"I am a research scientist in a great field (new and sexy). I kind of stumbled my way into it and my current postdoc advisor hired me because of ancillary skills. I have been in science for around 12-13 years now with the Master's, Ph.D, and 3 postdocs... And I keep coming up against feeling like I am in the wrong profession. I am not publishing at the rate that I should and I find myself often extremely bored and attempting to avoid work. I think I hate lab work, which is new for me. I know I don't like teaching, though if I became faculty in a research university, my teaching load would be low. I am simply incredibly confused. So I started to research alternative careers and hit on patent attorney. More school, but only 3 years. Almost guaranteed job at the end. And then we got a grant funded that I am a co-PI on and, whammo, I feel like leaving would be a huge mistake. Except everything is in motion for me to leave, everyone knows, and my spouse has begun making plans around this new idea (which was good for him because of a million other reasons).
It's not what you think, I am not asking you to tell me what to do. But I would love to hear your perspective on this, when you have a moment. "
If you don't think you'll be happy staying in research and you don't want to teach, then you should definitely leave. Why put yourself through all the rigors of an academic or scientific career if it's not what you want to do? There's plenty of masochists who will happily snap up any job you leave open. (Are you in my field? I'm on the market!)
At the same time though, before you leave, make sure that patent law is *really* what you want to be doing. Imagine 5 years from now if you realize that it isn't...you would probably have some major regrets. I would recommend investigating carefully your chosen path. In particular, I believe there are ways for people with Ph.D.s to be involved in patent law without having to get a law degree.
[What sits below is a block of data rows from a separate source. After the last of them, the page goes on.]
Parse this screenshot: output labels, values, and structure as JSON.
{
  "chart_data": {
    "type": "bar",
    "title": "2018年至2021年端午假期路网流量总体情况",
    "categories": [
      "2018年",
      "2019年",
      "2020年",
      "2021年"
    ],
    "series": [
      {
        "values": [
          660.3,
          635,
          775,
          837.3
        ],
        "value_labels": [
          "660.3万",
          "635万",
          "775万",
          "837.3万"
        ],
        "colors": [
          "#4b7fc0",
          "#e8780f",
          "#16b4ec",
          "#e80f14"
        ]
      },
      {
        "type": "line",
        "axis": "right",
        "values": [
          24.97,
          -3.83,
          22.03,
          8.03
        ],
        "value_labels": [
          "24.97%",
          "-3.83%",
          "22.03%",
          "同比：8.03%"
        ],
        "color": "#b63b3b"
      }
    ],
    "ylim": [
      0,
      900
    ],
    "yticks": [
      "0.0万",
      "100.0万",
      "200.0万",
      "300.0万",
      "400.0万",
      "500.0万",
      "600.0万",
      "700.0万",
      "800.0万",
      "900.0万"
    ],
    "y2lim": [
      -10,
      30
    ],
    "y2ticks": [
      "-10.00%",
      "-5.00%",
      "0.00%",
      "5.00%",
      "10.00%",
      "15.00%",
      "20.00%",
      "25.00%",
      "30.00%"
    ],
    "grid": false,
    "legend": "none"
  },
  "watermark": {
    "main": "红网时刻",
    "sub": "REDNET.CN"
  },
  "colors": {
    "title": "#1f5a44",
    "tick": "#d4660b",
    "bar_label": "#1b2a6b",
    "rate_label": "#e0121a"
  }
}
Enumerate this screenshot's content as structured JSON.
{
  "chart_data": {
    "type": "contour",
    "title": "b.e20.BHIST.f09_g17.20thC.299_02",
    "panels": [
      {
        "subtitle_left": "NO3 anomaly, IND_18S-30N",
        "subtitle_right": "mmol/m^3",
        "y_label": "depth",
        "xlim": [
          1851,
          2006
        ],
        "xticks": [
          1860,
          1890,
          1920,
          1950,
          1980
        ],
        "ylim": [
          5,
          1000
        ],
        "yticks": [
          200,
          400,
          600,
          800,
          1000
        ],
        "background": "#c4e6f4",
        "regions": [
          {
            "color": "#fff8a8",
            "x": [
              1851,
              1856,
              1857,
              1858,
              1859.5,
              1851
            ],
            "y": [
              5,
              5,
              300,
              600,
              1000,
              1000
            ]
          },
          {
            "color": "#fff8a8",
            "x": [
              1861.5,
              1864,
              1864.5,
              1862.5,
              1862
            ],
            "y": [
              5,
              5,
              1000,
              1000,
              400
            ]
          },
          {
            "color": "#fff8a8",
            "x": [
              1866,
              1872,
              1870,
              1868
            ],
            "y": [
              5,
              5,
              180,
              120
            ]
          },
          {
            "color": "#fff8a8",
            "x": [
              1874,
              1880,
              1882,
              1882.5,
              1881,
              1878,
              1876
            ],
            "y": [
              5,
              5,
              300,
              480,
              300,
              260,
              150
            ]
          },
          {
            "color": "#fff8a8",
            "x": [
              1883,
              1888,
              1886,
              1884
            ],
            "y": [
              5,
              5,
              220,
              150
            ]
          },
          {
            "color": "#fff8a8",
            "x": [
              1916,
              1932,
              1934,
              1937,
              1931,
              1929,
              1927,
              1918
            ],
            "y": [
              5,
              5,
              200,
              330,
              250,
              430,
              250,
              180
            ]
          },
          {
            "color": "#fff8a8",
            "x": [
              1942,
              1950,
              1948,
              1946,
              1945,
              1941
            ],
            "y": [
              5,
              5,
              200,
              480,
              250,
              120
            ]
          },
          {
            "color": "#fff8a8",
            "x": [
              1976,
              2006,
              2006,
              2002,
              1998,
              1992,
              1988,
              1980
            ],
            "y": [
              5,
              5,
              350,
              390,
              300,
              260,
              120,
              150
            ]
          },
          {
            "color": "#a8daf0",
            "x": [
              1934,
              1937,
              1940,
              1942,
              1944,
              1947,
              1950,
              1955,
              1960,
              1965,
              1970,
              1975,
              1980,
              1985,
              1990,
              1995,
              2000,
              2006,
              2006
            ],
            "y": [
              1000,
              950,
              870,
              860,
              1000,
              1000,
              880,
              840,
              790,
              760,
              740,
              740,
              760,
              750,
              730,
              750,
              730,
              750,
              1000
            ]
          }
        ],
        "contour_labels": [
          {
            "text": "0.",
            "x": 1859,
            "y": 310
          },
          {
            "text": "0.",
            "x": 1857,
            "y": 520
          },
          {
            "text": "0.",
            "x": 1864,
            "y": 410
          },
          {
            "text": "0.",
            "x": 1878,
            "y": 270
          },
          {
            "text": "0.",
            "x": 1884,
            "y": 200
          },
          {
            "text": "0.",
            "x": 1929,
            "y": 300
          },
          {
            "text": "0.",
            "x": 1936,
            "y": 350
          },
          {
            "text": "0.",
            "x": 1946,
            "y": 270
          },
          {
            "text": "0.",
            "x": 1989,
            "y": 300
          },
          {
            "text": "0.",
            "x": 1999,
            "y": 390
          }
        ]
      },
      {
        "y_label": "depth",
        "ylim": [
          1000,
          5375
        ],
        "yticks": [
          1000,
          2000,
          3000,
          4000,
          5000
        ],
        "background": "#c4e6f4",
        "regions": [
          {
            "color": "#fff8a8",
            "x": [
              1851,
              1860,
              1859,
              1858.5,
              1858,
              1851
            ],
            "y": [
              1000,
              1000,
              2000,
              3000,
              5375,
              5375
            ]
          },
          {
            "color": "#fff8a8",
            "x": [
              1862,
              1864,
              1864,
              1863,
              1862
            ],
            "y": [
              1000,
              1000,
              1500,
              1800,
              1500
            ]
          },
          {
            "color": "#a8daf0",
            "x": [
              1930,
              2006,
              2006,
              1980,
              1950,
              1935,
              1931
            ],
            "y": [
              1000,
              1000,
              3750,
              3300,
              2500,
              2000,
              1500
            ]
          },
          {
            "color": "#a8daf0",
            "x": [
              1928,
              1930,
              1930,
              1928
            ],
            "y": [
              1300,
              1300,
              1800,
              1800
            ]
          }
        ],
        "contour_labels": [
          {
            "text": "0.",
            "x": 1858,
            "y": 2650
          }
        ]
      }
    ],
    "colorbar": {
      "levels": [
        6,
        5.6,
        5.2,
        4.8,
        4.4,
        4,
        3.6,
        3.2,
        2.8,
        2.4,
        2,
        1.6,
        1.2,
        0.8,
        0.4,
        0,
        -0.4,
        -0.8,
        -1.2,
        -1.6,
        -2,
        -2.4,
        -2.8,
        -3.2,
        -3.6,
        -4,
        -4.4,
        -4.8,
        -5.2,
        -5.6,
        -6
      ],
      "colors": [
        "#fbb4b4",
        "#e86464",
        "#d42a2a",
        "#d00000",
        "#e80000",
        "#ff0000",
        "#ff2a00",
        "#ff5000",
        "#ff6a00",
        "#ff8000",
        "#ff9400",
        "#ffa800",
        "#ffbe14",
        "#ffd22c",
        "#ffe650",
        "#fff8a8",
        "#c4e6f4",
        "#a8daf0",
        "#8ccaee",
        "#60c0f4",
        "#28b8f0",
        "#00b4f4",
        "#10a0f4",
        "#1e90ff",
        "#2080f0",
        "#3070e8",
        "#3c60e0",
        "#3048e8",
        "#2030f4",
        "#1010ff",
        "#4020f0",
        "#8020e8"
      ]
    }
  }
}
That might be a great way to switch fields without committing to more school. Can you find some scientists turned patent lawyers and see what strategies they used to move fields? I think the book, Put Your Science to Work: The Take-Charge Career Guide for Scientists by Peter Fiske has an example of a PhD who moved to intellectual property law.
I absolutely would not let getting a major grant stand in your way. (But congratulations on getting it!) If you want to switch careers, leaving it behind won't hurt you. And, in all likelihood, your co-PIs will be able to carry on without you (by recruiting another post-doc?), so the science will get done.
Whatever you decide, it sounds like you've got the talent to succeed. Keep us posted.
To my readers: What do you think? I told the letter writer that you are all way more brilliant, insightful, and knowledgable than I. Can you help this person out?